Nach den ersten Seiten – noch im ÖBB-Zug zum Flug – war ich dem Buch verfallen: „Elisabeth und ihr Gott“, das liest sich beinahe wie ein Roman und hat mit „Glaube und Aberglaube im Leben der Kaiserin von Österreich“ nur zum Teil etwas zu tun. Es ist vielmehr die spannende Geschichte einer Frau in außergewöhnlichen Verhältnissen, deren Suche nach Identität („Einsamkeit ist eine starke Nahrung“) jeden Rahmen sprengte und deren große Fluchten zur Sucht wurden. „Man muss sich“, sagte sie einst zu ihrem Vorleser Christomanos, „um mit dem Leben auszukommen, zu einer Insel machen.“ Das hat Sisi, wie ich nach der Lektüre noch besser weiß, im großen Maße gelebt. Und ja, Glaube wie Aberglaube spielten dabei durchaus eine Rolle. So machte sie sich beispielsweise am 11. September 1884 von Bad Ischl aus auf eine Wallfahrt nach Mariazell, um für den harmlosen Ausgang eines schweren Reitunfalls zu danken und versprach weitere kostbare Preziosen zu spenden, wenn sie von ihrem Ischias-Leiden geheilt würde. Auch den darauffolgenden Sommer verbrachte Sisi in Ischl und überraschte ihre Tochter Marie Valerie zum Namenstag mit einem Gebetsstock auf dem Jainzen, ihren Zauberberg.

Die an einem Heiligen Abend Geborene, der Kokain gegen ihre Depressionen intravenös verabreicht wurde, ließ sich ganz abergläubisch als Glücksbringer einen blauen Anker auf die Schulter tätowieren. Milch liebte sie so sehr, dass bei den zahlreichen Reisen auf den Yachten Kühe mitgenommen werden mussten. Schließlich wechselte man aber auf die wesentlich seetüchtigeren Ziegen. Elisabeths Exzentrik kannte wenig Grenzen: Fastenkuren, Kaufräusche, Jähzorn, dreimal täglich kontrollierte sie ihr Gewicht und trug dies auf eine Karte ein. Ihre Eitelkeit war besonders ausgeprägt, deshalb legte sie sich ein Schönheiten-Album mit Fotografien der schönsten weiblichen Gesichter an und beauftragte den österreichischen Außenminister ihr Bilder der schönsten Frauen der Welt zu senden. Selbst ließ sie sich nach ihrem 33. Lebensjahr nicht mehr fotografieren, um jung in die Geschichte eingehen zu können.
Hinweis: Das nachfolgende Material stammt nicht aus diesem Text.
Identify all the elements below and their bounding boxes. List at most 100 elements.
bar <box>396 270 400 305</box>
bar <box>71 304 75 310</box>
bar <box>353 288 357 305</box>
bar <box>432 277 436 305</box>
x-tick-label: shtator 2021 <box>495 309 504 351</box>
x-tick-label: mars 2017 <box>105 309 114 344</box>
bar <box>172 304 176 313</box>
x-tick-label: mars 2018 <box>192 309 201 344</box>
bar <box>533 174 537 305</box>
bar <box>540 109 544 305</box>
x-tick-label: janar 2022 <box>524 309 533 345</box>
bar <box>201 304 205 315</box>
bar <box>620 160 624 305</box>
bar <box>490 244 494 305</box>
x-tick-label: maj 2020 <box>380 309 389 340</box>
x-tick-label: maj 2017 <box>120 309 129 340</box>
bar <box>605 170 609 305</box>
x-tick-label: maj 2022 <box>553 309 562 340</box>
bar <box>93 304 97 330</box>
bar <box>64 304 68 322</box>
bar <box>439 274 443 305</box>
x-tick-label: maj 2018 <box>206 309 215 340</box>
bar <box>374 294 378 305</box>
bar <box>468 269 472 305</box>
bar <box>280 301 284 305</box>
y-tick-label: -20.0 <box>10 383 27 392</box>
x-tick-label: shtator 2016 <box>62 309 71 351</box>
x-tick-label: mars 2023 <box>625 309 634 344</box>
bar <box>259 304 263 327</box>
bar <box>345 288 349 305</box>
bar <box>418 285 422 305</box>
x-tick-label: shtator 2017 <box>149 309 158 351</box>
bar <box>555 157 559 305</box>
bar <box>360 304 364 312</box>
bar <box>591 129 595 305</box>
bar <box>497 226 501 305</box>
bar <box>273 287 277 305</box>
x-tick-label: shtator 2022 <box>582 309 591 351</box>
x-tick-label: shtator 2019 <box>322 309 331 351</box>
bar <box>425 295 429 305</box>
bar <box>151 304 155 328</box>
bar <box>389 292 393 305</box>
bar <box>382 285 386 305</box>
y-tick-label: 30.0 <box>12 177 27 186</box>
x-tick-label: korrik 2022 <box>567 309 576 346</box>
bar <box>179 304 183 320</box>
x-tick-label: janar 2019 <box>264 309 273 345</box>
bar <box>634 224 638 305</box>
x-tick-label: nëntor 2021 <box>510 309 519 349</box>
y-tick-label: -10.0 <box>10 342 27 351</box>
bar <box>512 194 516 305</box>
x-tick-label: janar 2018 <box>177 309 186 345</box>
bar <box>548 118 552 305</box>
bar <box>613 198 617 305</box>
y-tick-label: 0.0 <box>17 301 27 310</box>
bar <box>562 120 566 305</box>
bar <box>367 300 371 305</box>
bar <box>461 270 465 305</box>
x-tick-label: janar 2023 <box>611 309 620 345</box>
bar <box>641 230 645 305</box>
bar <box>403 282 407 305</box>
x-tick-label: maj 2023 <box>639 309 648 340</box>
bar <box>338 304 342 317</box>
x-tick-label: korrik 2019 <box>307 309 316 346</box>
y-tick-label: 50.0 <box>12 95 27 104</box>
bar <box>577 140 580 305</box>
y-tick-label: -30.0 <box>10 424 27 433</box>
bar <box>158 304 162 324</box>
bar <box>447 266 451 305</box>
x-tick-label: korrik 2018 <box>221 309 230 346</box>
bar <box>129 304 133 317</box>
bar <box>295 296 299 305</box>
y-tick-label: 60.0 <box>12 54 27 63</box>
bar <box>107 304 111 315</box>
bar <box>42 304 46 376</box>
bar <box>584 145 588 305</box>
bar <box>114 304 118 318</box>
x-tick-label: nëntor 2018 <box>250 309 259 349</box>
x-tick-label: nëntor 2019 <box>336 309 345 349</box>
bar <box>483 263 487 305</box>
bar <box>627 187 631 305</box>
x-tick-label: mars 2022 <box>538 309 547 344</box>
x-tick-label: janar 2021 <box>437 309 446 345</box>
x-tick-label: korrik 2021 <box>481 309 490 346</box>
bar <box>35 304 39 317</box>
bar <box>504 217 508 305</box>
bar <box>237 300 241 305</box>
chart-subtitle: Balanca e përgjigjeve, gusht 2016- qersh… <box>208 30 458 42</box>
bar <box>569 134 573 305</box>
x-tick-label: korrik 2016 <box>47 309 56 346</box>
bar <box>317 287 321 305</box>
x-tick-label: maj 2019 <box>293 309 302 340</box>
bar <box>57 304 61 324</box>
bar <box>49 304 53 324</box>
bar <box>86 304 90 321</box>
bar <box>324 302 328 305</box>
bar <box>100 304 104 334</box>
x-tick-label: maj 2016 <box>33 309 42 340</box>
Von all dem handelt Alfons Schweiggerts neues Buch, für das er akribisch Wissen, Originalzitate, Tagebucheintragungen, Briefe zusammengetragen hat und ein beinahe lebendiges Bild der Kaiserin entstehen lässt. Für alle Sisi-Liebhaberinnen oder jene, die den Kitsch der Sissy-Filme hinter sich lassen wollen, ist das Buch eine absolute Pflichtlektüre.

Wer vorhat sich die phänomenale Dirndlausstellung im Marmorschlössl des Kaisergartens in Bad Ischl anzusehen (bis 31. 10. 2021), sollte dieses Buch ebenfalls lesen. Er wird Sisis einstiges Refugium mit Blick auf den Zauberberg völlig anders wahrnehmen können.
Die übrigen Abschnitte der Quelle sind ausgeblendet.